Only a few years later, the tragedy of his mother’s assassination misting around his oval face, he became prime minister himself. Another seven years to 1991, and he was dead, blown to pieces in an obscure southern town. No longer obscure.

And then it was 1999, and a small plane, another pilot, went down off Martha’s Vineyard. Royalty and tragedy, the tango plays on.

Now, I don’t often have brushes with celebrity, nor particularly crave them. I never knew the man with the initials, never knew nor much respected the then-pilot. But there are times when I think idly of the threads that draw together these small memories. And the threads tell me two things.

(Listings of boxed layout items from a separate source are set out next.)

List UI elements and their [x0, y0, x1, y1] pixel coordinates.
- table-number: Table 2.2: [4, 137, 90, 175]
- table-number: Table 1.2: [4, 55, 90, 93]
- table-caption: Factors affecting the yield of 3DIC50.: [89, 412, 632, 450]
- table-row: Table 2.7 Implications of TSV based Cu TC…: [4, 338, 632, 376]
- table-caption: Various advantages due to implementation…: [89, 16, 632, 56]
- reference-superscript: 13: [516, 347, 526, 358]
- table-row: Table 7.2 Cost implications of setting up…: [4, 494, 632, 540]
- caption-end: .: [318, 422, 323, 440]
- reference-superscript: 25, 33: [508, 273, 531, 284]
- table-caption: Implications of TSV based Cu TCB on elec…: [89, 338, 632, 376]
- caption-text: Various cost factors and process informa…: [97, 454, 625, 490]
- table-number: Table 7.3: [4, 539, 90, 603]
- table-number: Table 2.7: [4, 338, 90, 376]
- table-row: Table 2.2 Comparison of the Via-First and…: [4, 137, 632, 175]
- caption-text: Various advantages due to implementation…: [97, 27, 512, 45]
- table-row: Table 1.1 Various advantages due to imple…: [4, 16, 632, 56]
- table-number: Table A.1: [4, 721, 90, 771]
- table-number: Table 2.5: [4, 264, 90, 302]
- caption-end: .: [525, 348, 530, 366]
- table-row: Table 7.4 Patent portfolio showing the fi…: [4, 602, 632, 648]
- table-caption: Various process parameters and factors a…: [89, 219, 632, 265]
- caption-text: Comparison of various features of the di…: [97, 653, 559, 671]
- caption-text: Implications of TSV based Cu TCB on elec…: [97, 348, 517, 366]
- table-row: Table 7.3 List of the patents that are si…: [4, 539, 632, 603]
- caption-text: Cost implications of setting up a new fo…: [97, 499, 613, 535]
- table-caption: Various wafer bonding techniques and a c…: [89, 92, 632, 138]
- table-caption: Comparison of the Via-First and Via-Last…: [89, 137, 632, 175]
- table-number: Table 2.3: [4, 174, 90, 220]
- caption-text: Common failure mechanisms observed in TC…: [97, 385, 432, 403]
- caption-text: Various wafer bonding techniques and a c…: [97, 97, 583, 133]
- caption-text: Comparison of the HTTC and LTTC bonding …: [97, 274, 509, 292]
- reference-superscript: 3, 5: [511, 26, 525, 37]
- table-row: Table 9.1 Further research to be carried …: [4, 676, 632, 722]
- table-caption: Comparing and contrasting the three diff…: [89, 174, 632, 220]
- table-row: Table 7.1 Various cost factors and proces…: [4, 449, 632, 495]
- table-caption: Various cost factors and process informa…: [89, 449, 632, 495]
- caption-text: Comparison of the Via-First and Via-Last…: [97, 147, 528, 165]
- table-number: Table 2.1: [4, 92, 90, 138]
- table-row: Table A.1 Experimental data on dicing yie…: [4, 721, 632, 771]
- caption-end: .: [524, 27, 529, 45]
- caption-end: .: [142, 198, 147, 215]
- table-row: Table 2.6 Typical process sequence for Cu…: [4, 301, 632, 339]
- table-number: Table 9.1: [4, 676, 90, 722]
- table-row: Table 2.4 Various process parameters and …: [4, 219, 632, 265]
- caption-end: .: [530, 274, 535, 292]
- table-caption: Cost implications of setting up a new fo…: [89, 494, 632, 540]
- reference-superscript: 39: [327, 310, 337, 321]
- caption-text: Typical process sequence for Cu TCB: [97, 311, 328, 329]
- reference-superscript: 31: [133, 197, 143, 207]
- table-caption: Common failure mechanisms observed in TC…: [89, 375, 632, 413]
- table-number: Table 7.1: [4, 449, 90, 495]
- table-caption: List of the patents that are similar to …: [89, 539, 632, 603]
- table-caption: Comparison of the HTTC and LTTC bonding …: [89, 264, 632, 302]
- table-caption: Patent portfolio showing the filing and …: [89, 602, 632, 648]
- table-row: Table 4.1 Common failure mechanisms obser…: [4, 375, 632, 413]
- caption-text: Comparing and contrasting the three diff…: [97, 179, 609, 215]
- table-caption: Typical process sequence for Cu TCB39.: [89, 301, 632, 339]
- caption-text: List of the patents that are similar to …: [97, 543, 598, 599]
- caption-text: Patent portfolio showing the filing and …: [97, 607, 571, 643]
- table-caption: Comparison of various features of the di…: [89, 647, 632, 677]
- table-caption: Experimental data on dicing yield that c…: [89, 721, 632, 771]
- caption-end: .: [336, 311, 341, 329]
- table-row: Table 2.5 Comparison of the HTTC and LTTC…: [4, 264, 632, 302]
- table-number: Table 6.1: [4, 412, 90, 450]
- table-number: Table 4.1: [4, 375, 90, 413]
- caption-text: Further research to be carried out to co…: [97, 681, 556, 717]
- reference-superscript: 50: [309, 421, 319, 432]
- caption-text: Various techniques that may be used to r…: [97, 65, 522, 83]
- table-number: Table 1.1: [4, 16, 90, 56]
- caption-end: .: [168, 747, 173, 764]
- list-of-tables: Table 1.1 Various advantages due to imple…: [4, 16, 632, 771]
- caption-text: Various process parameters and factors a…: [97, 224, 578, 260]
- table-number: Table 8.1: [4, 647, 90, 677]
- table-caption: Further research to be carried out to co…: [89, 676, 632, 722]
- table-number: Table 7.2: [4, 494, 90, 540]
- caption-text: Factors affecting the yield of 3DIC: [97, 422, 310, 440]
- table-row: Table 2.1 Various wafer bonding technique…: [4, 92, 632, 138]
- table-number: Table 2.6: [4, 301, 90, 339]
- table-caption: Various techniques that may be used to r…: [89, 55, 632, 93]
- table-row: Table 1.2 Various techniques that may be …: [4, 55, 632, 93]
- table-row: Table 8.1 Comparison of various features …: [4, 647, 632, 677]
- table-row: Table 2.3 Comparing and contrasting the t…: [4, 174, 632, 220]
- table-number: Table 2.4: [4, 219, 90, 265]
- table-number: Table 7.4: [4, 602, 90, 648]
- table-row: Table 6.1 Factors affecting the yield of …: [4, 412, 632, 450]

One, they spell a price: of fame and the public eye, of royalty. Today, as the fourth generation of the then-pilot’s family boards the wagon of political ambition, the family sheen long-faded but still reliable, still the hope of countless politicians—yes, as the wagon creaks into motion, I want to shout: Enough! Spare us! Spare yourselves! Have you not had enough tragedy? Have you not given us enough tragedy, yours and ours? And yet royalty must be like this too, in the irresistibility of its appeal, the compulsions of its legacy.

Two, the threads are woven from an inevitable, unshakeable, always wispy sadness.

Now that sadness, I think, I once glimpsed. Over the roofs of two cars in a gas station. Linked forever to a half-second-too-long gaze.

A computer scientist by training, Dilip D’Souza now writes for his supper in Bombay. His main interests are social and political issues in India.